For the first time in years, rich Americans who cheat on their taxes face a growing threat from the Internal Revenue Service.

And, despite the Republican Party's best efforts to invoke the tax bogeyman in this month's midterm elections, it's a menace that's unlikely to go away.

At issue was the $80 billion earmarked to the IRS over the next decade in President Joe Biden's Inflation Reduction Act. Advocates argued reinvigorating the agency after a decade of debilitating budget cuts would raise as much as $1 trillion by forcing tax evaders to pay their fair share; opponents doubted their estimates and decried paying tens of thousands of agents to pick apart Americans' finances.

Charles Rettig, the IRS commissioner appointed by former President Donald Trump, made little secret where he stood after overseeing an agency with the fewest experienced auditors since World War II.

He often expressed his long-held wish through a reference to HBO’s Game of Thrones: “Funding to bring on the fire-breathing dragons.”

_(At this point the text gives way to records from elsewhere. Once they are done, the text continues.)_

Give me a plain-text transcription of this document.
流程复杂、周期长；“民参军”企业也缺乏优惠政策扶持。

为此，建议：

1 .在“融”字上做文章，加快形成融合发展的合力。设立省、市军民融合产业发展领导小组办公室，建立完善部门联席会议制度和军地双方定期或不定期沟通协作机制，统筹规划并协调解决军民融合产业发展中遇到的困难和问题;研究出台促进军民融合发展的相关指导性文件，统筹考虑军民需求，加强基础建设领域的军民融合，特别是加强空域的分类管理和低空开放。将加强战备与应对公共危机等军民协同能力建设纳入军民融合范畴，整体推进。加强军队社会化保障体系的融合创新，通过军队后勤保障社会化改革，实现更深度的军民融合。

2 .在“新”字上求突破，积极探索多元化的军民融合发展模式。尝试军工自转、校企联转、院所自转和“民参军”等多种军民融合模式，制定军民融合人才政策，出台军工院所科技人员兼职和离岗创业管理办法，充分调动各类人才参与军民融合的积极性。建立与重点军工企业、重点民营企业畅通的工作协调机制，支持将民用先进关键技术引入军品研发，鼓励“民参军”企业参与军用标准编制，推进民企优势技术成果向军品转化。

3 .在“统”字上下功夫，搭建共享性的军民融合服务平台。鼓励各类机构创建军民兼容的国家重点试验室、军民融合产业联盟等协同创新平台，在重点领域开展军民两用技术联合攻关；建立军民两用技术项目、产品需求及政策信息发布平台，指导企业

His term expired days after the 2022 midterms, and just before it became clear on Wednesday which party would control each chamber of Congress: Democrats retained a slim majority in the US Senate, while Republicans eked out more House seats. Democrats' better-than-expected margins make it more likely that former acting Commissioner Danny Werfel — Biden's nominee to succeed Rettig — will keep getting the money in future years.

“Overseeing the implementation of these investments will be a big focus in the next Congress,” Ron Wyden, an Oregon Democrat who chairs the Senate Finance Committee, said in statement Wednesday.

Wyden and his allies have argued new employees are needed to help the IRS keep up with high-priced advisers of the ultra-rich and their complex tax strategies. Of the $80 billion, $45.6 billion is devoted to increased enforcement, which the Biden administration has vowed to target only at the well-off. Much of the new enforcement money will go toward technology, like hiring data scientists to deploy artificial intelligence to identify who should — and shouldn’t — be audited.

No one knows how many Americans are cheating on their taxes, and the rise of cryptocurrencies makes past estimates even more questionable. An IRS study released in October, based on random audits from 2014 to 2016, found Americans owe almost $500 billion more each year than they pay. Recent academic research suggests the number could be higher, with the richest Americans using offshore structures and private businesses to hide more than a fifth of their income from the IRS. Salaried workers have fewer options to cheat, since their income is reported automatically.

Despite perceptions of widespread cheating by businesses, the vast majority comply with the law, said Brian Reardon, president of the S Corporation Association, which represents privately owned companies that file their taxes on individual — rather than corporate — tax returns.